Die Binge-Eating-Störung ist die häufigste Essstörung in Deutschland. Menschen, die daran leiden, verlieren oft die Kontrolle beim Essen und nehmen große Nahrungsmengen zu sich. Anja Hilbert, Professorin für Verhaltensmedizin an der Universität Leipzig, untersucht, wie man die Erkrankung heilen kann. In einer aktuellen Pilotstudie hat sie mit ihrem Forschungsteam einen positiven Effekt von nahrungsbezogenem Neurofeedback festgestellt. Die Ergebnisse sind aktuell in der Fachzeitschrift Psychological Medicine veröffentlicht worden.

Bei der Binge-Eating-Störung verlieren Menschen die Kontrolle darüber, was und wie viel sie essen. Starkes Übergewicht ist oft die Folge dieser psychischen Erkrankung. „Der Kontrollverlust führt zu psychischem Leid. Den Betroffenen fällt es schwerer als anderen, ihre Essimpulse zu kontrollieren. Die Selbstregulation ist beeinträchtigt“, erklärt Anja Hilbert, Professorin für Verhaltensmedizin an der Universität Leipzig. Die Standardbehandlung für eine Binge-Eating-Störung ist Psychotherapie. Die Psychologin Hilbert untersucht, ob man diese Essstörung auch auf anderem Wege heilen kann.

Bei der Binge-Eating-Störung verfolgt das Forschungsteam der Universitätsmedizin Leipzig Neurofeedback als Therapieansatz. Dabei messen bildgebende Verfahren, beispielsweise die funktionelle Nahinfrarotspektroskopie (fNIRS) oder die Elektroenzephalographie (EEG), die Hirnaktivität und machen sie auf einem Monitor für die Patient:innen sichtbar. Diese versuchen dann, anhand dieses Feedbacks ihre Hirnaktivität in gewünschter Weise zu beeinflussen – in Echtzeit. Funktionelle Nahinfrarotspektroskopie (fNIRS) ist ein nicht invasives bildgebendes Verfahren, das erfasst, wenn Änderungen in der Hirnaktivität zu Veränderungen der optischen Eigenschaften von Hirngewebe führen.

In der aktuellen randomisiert-kontrollierten Pilotstudie erhielten 72 Patient:innen über einen Zeitraum von zwei Monaten zwölf einstündige Sitzungen mit fNIRS- oder EEG-Neurofeedback oder sie befanden sich auf einer Warteliste für Neurofeedback. Beim Neurofeedback wurden die Patient:innen angeleitet, ihre Hirnaktivität bei Bildern von individuell problematischen Nahrungsmitteln, wie zum Beispiel Schokolade, zu regulieren. Das fNIRS-Neurofeedback zielte etwa darauf ab, die Hirnaktivität in individuell bestimmten Regionen des präfrontalen Kortex beim Anblick dieser Nahrungsmittel zu steigern, um ihnen besser widerstehen zu können.

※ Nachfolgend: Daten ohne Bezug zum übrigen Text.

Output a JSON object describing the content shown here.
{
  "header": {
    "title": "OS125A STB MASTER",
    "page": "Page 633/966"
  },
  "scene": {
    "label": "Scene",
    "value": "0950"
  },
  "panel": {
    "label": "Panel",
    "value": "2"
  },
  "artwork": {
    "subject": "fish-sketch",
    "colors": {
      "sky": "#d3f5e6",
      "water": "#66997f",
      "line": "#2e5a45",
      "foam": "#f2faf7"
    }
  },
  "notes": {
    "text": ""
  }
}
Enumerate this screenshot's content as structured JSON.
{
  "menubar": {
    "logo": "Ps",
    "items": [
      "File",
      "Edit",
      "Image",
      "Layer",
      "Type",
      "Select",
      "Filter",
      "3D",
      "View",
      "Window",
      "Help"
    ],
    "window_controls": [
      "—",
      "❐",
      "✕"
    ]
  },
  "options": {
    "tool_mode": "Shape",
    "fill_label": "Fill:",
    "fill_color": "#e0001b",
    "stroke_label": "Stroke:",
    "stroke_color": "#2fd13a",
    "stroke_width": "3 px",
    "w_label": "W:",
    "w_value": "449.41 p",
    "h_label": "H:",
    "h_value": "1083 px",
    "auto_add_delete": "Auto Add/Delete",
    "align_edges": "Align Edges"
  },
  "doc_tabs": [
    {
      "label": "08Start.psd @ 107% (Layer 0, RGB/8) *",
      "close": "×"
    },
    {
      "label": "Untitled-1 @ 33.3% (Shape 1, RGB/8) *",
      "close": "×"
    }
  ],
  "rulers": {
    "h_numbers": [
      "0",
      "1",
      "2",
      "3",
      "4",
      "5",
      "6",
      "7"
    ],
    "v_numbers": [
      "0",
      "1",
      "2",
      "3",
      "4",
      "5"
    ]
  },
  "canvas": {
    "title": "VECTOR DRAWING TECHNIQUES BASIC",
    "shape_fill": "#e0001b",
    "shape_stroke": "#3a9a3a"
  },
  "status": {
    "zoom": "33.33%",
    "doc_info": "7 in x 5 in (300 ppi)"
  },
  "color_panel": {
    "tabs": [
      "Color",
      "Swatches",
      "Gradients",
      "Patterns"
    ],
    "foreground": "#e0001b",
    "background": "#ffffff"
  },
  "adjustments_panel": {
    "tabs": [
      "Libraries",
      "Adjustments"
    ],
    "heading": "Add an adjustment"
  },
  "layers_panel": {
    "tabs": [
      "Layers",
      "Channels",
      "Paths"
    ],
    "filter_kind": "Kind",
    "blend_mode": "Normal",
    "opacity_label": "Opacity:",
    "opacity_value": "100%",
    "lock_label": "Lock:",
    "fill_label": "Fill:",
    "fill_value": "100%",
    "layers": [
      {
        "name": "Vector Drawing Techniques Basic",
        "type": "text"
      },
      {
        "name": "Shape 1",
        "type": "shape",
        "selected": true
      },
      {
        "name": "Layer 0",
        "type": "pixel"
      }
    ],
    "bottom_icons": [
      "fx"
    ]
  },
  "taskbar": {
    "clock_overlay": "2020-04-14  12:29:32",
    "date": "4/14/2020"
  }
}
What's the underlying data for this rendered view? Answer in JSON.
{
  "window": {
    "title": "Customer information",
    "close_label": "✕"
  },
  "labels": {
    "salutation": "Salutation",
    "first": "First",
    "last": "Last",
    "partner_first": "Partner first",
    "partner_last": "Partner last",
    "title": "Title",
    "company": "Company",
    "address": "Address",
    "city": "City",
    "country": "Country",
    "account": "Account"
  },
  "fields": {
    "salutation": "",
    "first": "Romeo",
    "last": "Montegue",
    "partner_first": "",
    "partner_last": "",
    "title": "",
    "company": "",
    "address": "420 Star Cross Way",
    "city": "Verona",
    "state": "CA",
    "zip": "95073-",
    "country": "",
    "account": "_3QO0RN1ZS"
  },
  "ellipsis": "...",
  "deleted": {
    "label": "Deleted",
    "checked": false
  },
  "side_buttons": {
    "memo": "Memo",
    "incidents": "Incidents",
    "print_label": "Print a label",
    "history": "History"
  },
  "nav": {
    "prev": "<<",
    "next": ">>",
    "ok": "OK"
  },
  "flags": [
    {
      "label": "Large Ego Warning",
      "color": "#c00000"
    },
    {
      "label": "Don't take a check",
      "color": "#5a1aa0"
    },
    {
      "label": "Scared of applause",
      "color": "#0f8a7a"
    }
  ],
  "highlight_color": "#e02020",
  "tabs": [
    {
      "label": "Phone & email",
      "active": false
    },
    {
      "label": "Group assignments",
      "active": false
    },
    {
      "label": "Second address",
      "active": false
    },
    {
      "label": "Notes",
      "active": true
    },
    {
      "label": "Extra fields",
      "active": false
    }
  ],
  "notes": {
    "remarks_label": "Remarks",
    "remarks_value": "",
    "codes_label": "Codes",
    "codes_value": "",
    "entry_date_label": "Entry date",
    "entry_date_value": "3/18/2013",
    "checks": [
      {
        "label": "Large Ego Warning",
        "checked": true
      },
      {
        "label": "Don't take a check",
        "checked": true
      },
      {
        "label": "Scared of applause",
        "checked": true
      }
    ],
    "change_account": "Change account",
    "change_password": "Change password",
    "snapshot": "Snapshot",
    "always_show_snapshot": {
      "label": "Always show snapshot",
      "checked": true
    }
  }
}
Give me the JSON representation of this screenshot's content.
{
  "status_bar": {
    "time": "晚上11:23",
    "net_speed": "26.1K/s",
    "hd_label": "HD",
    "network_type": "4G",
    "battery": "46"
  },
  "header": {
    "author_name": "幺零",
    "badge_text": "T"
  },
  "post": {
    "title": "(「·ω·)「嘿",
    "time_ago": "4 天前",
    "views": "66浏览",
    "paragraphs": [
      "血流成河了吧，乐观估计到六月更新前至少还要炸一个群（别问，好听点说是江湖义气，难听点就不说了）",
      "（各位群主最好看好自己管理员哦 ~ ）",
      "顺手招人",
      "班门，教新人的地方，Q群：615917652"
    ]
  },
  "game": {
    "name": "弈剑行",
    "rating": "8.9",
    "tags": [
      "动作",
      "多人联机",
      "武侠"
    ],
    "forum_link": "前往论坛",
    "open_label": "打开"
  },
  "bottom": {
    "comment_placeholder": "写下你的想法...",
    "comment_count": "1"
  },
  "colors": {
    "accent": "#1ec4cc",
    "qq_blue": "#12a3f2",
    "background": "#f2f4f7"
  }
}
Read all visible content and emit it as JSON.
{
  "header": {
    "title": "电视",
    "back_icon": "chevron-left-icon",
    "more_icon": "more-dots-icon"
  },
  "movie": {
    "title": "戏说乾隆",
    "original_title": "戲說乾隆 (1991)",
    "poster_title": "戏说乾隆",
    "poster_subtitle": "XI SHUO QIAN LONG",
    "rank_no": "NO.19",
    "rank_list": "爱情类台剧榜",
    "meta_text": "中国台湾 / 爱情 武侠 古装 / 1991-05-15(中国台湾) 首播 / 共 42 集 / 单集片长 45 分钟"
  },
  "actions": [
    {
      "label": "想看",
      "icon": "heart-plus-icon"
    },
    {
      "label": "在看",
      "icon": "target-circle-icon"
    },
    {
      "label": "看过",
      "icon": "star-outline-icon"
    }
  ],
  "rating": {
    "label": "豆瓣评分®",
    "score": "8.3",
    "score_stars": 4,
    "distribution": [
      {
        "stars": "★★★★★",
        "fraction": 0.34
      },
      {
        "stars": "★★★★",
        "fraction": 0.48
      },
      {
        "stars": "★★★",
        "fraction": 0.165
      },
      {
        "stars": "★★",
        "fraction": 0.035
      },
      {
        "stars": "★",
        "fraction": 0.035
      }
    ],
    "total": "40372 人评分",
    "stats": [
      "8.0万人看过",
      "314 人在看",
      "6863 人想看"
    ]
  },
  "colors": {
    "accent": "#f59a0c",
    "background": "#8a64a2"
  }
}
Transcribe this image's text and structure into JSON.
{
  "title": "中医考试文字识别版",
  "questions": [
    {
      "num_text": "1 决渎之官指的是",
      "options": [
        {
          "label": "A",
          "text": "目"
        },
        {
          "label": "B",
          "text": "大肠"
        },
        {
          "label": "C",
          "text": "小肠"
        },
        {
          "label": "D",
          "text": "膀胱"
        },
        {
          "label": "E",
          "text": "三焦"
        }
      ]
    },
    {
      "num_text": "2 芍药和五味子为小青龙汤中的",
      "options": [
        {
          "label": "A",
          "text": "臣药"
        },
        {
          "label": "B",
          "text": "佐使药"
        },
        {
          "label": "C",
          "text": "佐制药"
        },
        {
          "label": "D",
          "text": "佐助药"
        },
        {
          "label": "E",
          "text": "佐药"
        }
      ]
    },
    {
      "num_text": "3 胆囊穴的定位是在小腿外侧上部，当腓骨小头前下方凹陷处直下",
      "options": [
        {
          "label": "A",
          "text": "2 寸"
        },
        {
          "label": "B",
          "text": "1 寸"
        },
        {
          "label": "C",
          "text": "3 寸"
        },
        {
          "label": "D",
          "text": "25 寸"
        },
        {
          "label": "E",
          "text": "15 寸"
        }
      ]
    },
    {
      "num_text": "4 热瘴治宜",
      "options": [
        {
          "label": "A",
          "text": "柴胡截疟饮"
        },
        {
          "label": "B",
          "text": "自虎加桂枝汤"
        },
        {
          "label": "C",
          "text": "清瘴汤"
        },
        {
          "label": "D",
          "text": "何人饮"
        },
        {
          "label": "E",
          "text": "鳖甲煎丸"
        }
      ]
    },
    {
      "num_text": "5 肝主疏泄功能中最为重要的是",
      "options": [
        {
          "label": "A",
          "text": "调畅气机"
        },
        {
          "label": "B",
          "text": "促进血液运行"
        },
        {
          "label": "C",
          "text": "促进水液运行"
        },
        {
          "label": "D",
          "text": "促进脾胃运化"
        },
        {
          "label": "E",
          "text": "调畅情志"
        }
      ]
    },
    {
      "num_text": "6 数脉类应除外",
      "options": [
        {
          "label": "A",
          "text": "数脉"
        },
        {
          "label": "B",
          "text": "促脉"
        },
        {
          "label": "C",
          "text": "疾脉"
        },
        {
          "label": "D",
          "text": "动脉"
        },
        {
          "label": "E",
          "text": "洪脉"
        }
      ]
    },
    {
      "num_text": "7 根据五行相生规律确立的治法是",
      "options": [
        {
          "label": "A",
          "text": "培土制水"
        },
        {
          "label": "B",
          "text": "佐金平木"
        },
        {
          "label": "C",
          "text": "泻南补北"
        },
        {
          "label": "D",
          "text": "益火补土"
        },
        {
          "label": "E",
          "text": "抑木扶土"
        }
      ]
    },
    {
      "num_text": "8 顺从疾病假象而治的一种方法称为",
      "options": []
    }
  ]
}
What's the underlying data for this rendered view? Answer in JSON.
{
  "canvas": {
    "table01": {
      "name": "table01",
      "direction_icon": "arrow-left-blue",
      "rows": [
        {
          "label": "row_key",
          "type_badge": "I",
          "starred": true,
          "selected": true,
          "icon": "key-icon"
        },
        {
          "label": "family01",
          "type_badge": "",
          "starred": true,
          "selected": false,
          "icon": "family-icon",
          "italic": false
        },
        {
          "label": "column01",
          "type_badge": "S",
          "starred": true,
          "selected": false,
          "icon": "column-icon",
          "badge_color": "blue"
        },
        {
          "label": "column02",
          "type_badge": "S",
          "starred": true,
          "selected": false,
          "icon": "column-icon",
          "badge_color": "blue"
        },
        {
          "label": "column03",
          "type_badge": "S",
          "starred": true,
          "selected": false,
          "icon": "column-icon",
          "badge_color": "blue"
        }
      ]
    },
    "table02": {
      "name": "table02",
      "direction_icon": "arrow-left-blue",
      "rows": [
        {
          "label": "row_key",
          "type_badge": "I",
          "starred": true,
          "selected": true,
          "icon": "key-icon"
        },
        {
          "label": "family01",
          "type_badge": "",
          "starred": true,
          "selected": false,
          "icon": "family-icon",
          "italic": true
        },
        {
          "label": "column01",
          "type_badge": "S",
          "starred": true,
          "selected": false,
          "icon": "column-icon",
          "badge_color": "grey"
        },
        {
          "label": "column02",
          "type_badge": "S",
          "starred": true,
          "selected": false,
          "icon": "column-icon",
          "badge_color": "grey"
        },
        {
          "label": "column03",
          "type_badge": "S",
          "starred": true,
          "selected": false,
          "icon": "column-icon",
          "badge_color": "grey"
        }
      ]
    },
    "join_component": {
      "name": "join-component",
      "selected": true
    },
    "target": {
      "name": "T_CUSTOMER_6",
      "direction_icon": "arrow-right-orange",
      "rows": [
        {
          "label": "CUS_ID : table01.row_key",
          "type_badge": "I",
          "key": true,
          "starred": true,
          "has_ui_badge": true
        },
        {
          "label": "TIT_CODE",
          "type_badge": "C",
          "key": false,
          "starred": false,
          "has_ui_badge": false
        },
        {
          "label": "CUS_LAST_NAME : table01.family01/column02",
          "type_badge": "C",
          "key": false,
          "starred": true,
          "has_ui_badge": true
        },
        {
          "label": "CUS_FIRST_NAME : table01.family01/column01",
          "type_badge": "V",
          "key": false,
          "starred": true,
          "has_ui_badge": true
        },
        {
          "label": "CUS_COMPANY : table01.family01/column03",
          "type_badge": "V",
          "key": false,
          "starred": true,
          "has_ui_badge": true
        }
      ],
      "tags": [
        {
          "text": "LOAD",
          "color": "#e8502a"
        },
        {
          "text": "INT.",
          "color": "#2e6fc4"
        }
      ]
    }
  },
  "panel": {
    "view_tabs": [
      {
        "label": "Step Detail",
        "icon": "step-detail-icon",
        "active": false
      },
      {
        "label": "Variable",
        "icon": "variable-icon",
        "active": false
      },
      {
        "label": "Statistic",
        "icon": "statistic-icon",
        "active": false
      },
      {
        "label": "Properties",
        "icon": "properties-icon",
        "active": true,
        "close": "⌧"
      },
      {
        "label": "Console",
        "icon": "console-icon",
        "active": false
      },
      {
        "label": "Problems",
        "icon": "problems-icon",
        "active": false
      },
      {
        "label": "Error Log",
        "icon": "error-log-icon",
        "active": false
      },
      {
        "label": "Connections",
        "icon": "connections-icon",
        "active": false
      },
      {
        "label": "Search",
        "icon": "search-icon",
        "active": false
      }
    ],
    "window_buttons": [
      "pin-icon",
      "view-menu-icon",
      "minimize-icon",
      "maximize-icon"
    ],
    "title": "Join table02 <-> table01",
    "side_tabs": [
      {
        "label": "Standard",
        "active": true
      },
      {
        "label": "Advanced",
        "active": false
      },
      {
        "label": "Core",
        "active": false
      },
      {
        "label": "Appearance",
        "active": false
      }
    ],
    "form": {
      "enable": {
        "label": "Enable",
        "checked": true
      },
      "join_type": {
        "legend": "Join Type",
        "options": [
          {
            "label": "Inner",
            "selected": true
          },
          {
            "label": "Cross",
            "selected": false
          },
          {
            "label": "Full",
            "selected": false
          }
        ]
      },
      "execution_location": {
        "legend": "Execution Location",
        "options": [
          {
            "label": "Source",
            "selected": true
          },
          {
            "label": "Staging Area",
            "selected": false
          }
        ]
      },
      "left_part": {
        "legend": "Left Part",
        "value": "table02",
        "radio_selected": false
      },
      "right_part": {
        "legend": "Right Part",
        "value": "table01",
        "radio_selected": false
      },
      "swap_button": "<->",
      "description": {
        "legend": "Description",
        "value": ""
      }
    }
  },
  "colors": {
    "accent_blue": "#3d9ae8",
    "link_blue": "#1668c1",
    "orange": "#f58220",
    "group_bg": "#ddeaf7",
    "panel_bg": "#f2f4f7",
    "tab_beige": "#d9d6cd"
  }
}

Die Ergebnisse der Pilotstudie zeigen, dass das fNIRS-Neurofeedback die Essanfälle ebenso reduzieren konnte wie das EEG-Neurofeedback, und zwar tendenziell stärker als bei Patienten auf einer Warteliste für Neurofeedback. Die Effekte zeigten sich sechs Monate nach Beendigung der Therapie. Dies deutet auf eine verzögerte Wirkung nach dem Hirntraining hin. Auch Heißhunger, Ängste und der Body-Mass-Index der Teilnehmenden waren nach beiden Neurofeedback-Therapien stärker verbessert als bei den Patient:innen auf der Warteliste.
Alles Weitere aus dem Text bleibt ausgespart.